Теперь выпишем для читателей наших всю главную часть тирады «Русского вестника», которую он тиснул в своей последней (августовской) книжке, под названием «Элегическая заметка». В том же номере есть и другая «заметка»… Но мы только скажем об элегической.
«Обо многом были мы намерены поговорить в этой книжке; но человек предполагает, а бог располагает. Обстоятельства заставляют нас отложить наблюдения наши над русскою литературой до другой, более благоприятной минуты.
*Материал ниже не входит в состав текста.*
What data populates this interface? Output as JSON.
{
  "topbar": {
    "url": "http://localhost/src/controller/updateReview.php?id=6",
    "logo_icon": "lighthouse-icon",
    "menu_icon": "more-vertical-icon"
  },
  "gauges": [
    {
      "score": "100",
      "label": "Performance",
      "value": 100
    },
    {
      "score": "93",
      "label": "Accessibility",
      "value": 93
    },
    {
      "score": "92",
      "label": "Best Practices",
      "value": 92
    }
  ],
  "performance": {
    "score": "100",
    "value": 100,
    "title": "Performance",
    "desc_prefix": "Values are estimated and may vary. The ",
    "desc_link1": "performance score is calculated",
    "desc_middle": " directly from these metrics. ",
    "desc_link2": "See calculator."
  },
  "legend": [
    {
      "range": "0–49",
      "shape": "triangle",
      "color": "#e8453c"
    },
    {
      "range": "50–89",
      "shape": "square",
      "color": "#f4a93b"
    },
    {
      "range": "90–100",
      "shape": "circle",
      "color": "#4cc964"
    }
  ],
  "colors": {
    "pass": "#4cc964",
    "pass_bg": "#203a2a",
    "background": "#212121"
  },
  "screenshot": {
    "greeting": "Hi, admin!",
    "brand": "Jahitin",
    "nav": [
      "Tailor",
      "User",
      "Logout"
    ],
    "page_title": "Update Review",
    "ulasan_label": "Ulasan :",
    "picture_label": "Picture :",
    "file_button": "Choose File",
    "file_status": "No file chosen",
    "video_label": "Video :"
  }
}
Бедное русское слово, бедное русское образование! Какая-то участь ожидает вас? Позади немного, впереди смутно и темно. Во всем чувствуется пустота и бессилие, отсутствие жизненной почвы, недостаток мысли, вытекающей из дела и идущей к делу. Никогда еще в таком обилии не распложалось у нас слов и фраз, как в теперешнее время, когда все толкуют о самостоятельной мысли, никогда еще не доходила до такого всевластного господства самая пошлая рутина, самое бессмысленное и раболепное повторение мнений из чужой жизни, остывших и забытых, или случайных и отрывочных, лишенных связи и смысла, как именно теперь, когда все, по-видимому, из того лишь и бьются, чтобы жить своим умом и не поклоняться авторитетам. Если бы не разные обстоятельства, как легко было бы проследить генеалогию каждой фразы, выдаваемой за мысль, как легко было бы изобличить ее ничтожество и пошлость! Будущий историк нашего образования, конечно, сделает это, и тогда сами собой обнаружатся причины тех эфемерных явлении, которые представляет наша жизнь. Явления эти сменяются с поразительною быстротою, мы переживаем фазу за фазой; по-видимому, неистощимые творческие начала таятся в основе нашей жизни и без отдыха работают, ежеминутно покидая старое, ежеминутно слагая новое.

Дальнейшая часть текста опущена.